Le président guinéen Mamadi Doumbouya a annoncé vendredi l’interdiction de l’exportation de l’or brut produit dans les mines du pays et l’obligation de raffiner la production aurifère sur le territoire, estimant que le « peuple de Guinée mérite de voir sa richesse participer à son développement ».
La Guinée est un des principaux producteurs d’or sur le continent avec notamment le Ghana, le Mali, l’Afrique du Sud et le Burkina Faso, selon le World Gold Council.
« Lorsque nous avons pris nos responsabilités à la tête de ce pays, avec mes frères d’armes, nous avons pris un engagement solennel devant le peuple de Guinée: celui de mettre fin au paradoxe qui veut qu’un pays immensément riche continue de voir sa population vivre dans la pauvreté malgré l’abondance de ses ressources naturelles », a déclaré le général Doumbouya, arrivé au pouvoir par un coup d’Etat en septembre 2021 et élu à la tête du pays lors d’une présidentielle sans opposant d’envergure en décembre dernier.
« Chaque jour, notre or quitte le sous-sol guinéen à l’état brut. Il est transporté vers des raffineries étrangères où il est transformé, certifié et valorisé. Pendant ce temps, la Guinée ne perçoit qu’une partie infime de la richesse créée. D’autres captent la valeur ajoutée, d’autres créent les emplois et développent leurs économies grâce à nos ressources. Cette situation ne peut plus durer », a poursuivi M. Doumbouya.
Il a annoncé que « l’exportation de l’or brut sera formellement et définitivement interdite », soulignant que « tout opérateur qui violera cette orientation stratégique s’exposera à des sanctions sévères ».

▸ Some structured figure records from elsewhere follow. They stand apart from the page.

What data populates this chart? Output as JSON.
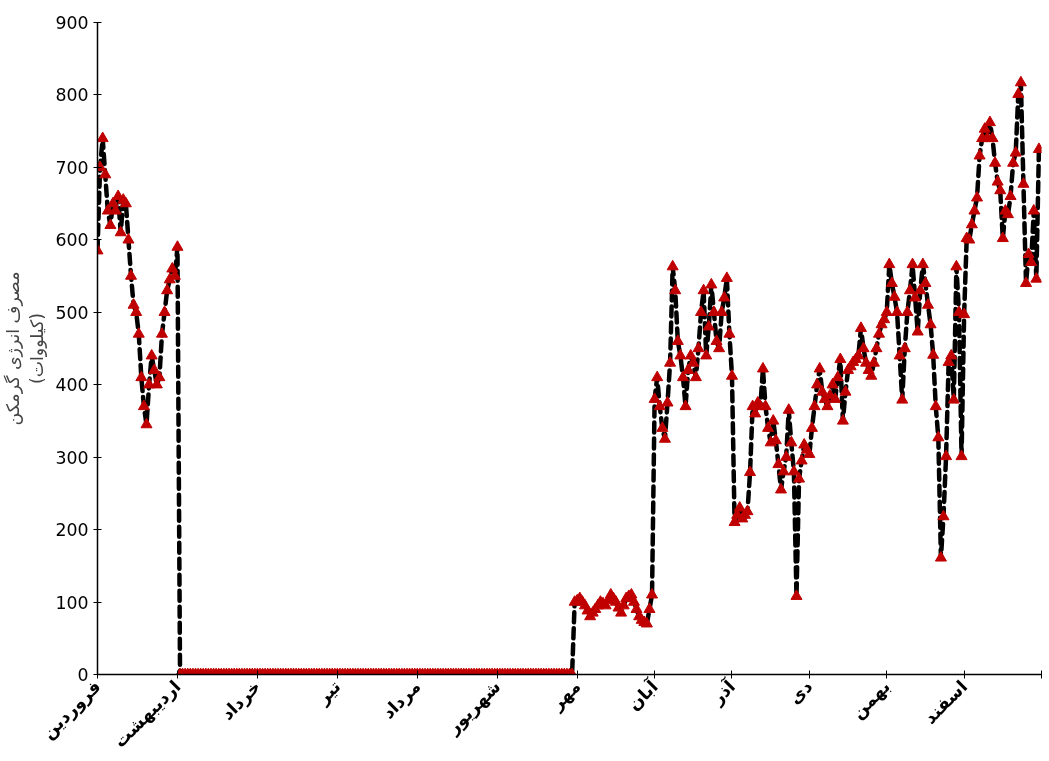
{
  "chart_data": {
    "type": "line",
    "ylabel": "مصرف انرژی گرمکن\n(کیلووات)",
    "ylim": [
      0,
      900
    ],
    "yticks": [
      0,
      100,
      200,
      300,
      400,
      500,
      600,
      700,
      800,
      900
    ],
    "grid": false,
    "marker": "triangle",
    "line_style": "dashed",
    "categories": [
      "فروردین",
      null,
      null,
      null,
      null,
      null,
      null,
      null,
      null,
      null,
      null,
      null,
      null,
      null,
      null,
      null,
      null,
      null,
      null,
      null,
      null,
      null,
      null,
      null,
      null,
      null,
      null,
      null,
      null,
      null,
      null,
      "اردیبهشت",
      null,
      null,
      null,
      null,
      null,
      null,
      null,
      null,
      null,
      null,
      null,
      null,
      null,
      null,
      null,
      null,
      null,
      null,
      null,
      null,
      null,
      null,
      null,
      null,
      null,
      null,
      null,
      null,
      null,
      null,
      "خرداد",
      null,
      null,
      null,
      null,
      null,
      null,
      null,
      null,
      null,
      null,
      null,
      null,
      null,
      null,
      null,
      null,
      null,
      null,
      null,
      null,
      null,
      null,
      null,
      null,
      null,
      null,
      null,
      null,
      null,
      null,
      "تیر",
      null,
      null,
      null,
      null,
      null,
      null,
      null,
      null,
      null,
      null,
      null,
      null,
      null,
      null,
      null,
      null,
      null,
      null,
      null,
      null,
      null,
      null,
      null,
      null,
      null,
      null,
      null,
      null,
      null,
      null,
      "مرداد",
      null,
      null,
      null,
      null,
      null,
      null,
      null,
      null,
      null,
      null,
      null,
      null,
      null,
      null,
      null,
      null,
      null,
      null,
      null,
      null,
      null,
      null,
      null,
      null,
      null,
      null,
      null,
      null,
      null,
      null,
      "شهریور",
      null,
      null,
      null,
      null,
      null,
      null,
      null,
      null,
      null,
      null,
      null,
      null,
      null,
      null,
      null,
      null,
      null,
      null,
      null,
      null,
      null,
      null,
      null,
      null,
      null,
      null,
      null,
      null,
      null,
      null,
      "مهر",
      null,
      null,
      null,
      null,
      null,
      null,
      null,
      null,
      null,
      null,
      null,
      null,
      null,
      null,
      null,
      null,
      null,
      null,
      null,
      null,
      null,
      null,
      null,
      null,
      null,
      null,
      null,
      null,
      null,
      "آبان",
      null,
      null,
      null,
      null,
      null,
      null,
      null,
      null,
      null,
      null,
      null,
      null,
      null,
      null,
      null,
      null,
      null,
      null,
      null,
      null,
      null,
      null,
      null,
      null,
      null,
      null,
      null,
      null,
      null,
      "آذر",
      null,
      null,
      null,
      null,
      null,
      null,
      null,
      null,
      null,
      null,
      null,
      null,
      null,
      null,
      null,
      null,
      null,
      null,
      null,
      null,
      null,
      null,
      null,
      null,
      null,
      null,
      null,
      null,
      null,
      "دی",
      null,
      null,
      null,
      null,
      null,
      null,
      null,
      null,
      null,
      null,
      null,
      null,
      null,
      null,
      null,
      null,
      null,
      null,
      null,
      null,
      null,
      null,
      null,
      null,
      null,
      null,
      null,
      null,
      null,
      "بهمن",
      null,
      null,
      null,
      null,
      null,
      null,
      null,
      null,
      null,
      null,
      null,
      null,
      null,
      null,
      null,
      null,
      null,
      null,
      null,
      null,
      null,
      null,
      null,
      null,
      null,
      null,
      null,
      null,
      null,
      "اسفند",
      null,
      null,
      null,
      null,
      null,
      null,
      null,
      null,
      null,
      null,
      null,
      null,
      null,
      null,
      null,
      null,
      null,
      null,
      null,
      null,
      null,
      null,
      null,
      null,
      null,
      null,
      null,
      null,
      null
    ],
    "series": [
      {
        "color": "#c00000",
        "values": [
          585,
          700,
          740,
          690,
          640,
          620,
          650,
          640,
          660,
          610,
          655,
          650,
          600,
          550,
          510,
          500,
          470,
          410,
          370,
          345,
          400,
          440,
          420,
          400,
          410,
          470,
          500,
          530,
          545,
          560,
          550,
          590,
          0,
          0,
          0,
          0,
          0,
          0,
          0,
          0,
          0,
          0,
          0,
          0,
          0,
          0,
          0,
          0,
          0,
          0,
          0,
          0,
          0,
          0,
          0,
          0,
          0,
          0,
          0,
          0,
          0,
          0,
          0,
          0,
          0,
          0,
          0,
          0,
          0,
          0,
          0,
          0,
          0,
          0,
          0,
          0,
          0,
          0,
          0,
          0,
          0,
          0,
          0,
          0,
          0,
          0,
          0,
          0,
          0,
          0,
          0,
          0,
          0,
          0,
          0,
          0,
          0,
          0,
          0,
          0,
          0,
          0,
          0,
          0,
          0,
          0,
          0,
          0,
          0,
          0,
          0,
          0,
          0,
          0,
          0,
          0,
          0,
          0,
          0,
          0,
          0,
          0,
          0,
          0,
          0,
          0,
          0,
          0,
          0,
          0,
          0,
          0,
          0,
          0,
          0,
          0,
          0,
          0,
          0,
          0,
          0,
          0,
          0,
          0,
          0,
          0,
          0,
          0,
          0,
          0,
          0,
          0,
          0,
          0,
          0,
          0,
          0,
          0,
          0,
          0,
          0,
          0,
          0,
          0,
          0,
          0,
          0,
          0,
          0,
          0,
          0,
          0,
          0,
          0,
          0,
          0,
          0,
          0,
          0,
          0,
          0,
          0,
          0,
          0,
          0,
          100,
          102,
          105,
          100,
          95,
          88,
          80,
          85,
          90,
          95,
          100,
          98,
          95,
          102,
          110,
          105,
          100,
          92,
          85,
          95,
          105,
          108,
          110,
          100,
          90,
          80,
          75,
          72,
          70,
          90,
          110,
          380,
          410,
          370,
          340,
          325,
          375,
          430,
          563,
          530,
          460,
          440,
          410,
          370,
          420,
          440,
          430,
          410,
          450,
          500,
          530,
          440,
          480,
          538,
          500,
          460,
          450,
          500,
          520,
          547,
          470,
          412,
          210,
          220,
          230,
          215,
          220,
          225,
          279,
          370,
          360,
          375,
          370,
          422,
          370,
          340,
          320,
          350,
          323,
          290,
          255,
          280,
          300,
          365,
          320,
          280,
          108,
          270,
          295,
          317,
          310,
          304,
          340,
          370,
          400,
          422,
          390,
          380,
          370,
          385,
          400,
          380,
          410,
          435,
          350,
          390,
          420,
          425,
          431,
          435,
          440,
          478,
          450,
          430,
          420,
          412,
          430,
          450,
          470,
          483,
          490,
          500,
          566,
          540,
          521,
          500,
          440,
          379,
          450,
          500,
          530,
          566,
          520,
          473,
          530,
          566,
          540,
          510,
          483,
          441,
          370,
          327,
          161,
          218,
          301,
          431,
          440,
          379,
          563,
          500,
          301,
          497,
          602,
          600,
          621,
          640,
          658,
          716,
          740,
          753,
          740,
          762,
          740,
          706,
          680,
          668,
          602,
          640,
          635,
          660,
          706,
          720,
          801,
          817,
          677,
          540,
          580,
          569,
          640,
          546,
          725
        ]
      }
    ]
  }
}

Le président a également annoncé l’entrée en service prochaine d’une raffinerie, Nimba Gold Refinery (NGR), présentée comme un ambitieux projet industriel du secteur aurifère en Afrique.
« La Guinée ne se contentera plus d’être un simple fournisseur de matières premières destinées aux usines du reste du monde (…) L’or guinéen sera fondu en Guinée, certifié en Guinée et valorisé en Guinée avant son exportation vers les marchés internationaux », a-t-il dit.
La Guinée compte actuellement plusieurs sociétés impliquées dans l’exploitation industrielle de l’or, dont plusieurs compagnies étrangères. La principale est la compagnie sud-africaine AngloGold Ashanti, à travers la Société Aurifère de Guinée (SAG), qui exploite la grande mine d’or de Siguiri en Haute-Guinée.
Plusieurs compagnies canadiennes travaillent également en Guinée. « Je ne suis pas contre l’investissement étranger. La Guinée a besoin de partenaires sérieux, engagés et respectueux de ses intérêts stratégiques », a déclaré le président guinéen.
Mais la Guinée est « en train de changer profondément », a-t-il estimé. L’or est également exploité de façon artisanale dans plusieurs préfectures de ce pays d’Afrique de l’Ouest doté d’un riche sous-sol.
La Guinée possède ainsi des gisements d’or, de fer, de diamants et d’uranium. Elle est aussi considérée comme l’un des premiers producteurs mondiaux de bauxite, utilisé pour la production de l’aluminium.
Mais les retombées de l’exploitation de ces gisements sont notoirement inéquitables, profitant peu à la population. Les experts ont jusqu’à présent invoqué l’insuffisance des investissements dans le développement d’un tissu économique local, le manque d’infrastructures primordiales comme les routes, une corruption réputée endémique ou les lacunes des textes en vigueur.
Cette dernière décision annoncée par Mamadi Doumbouya concernant le secteur de l’or a été prise dans un contexte de renforcement du contrôle de l’État sur les ressources naturelles du pays. Ces dernières années, les autorités ont retiré leurs permis d’exploitation à des dizaines de sociétés minières étrangères et locales dans le pays.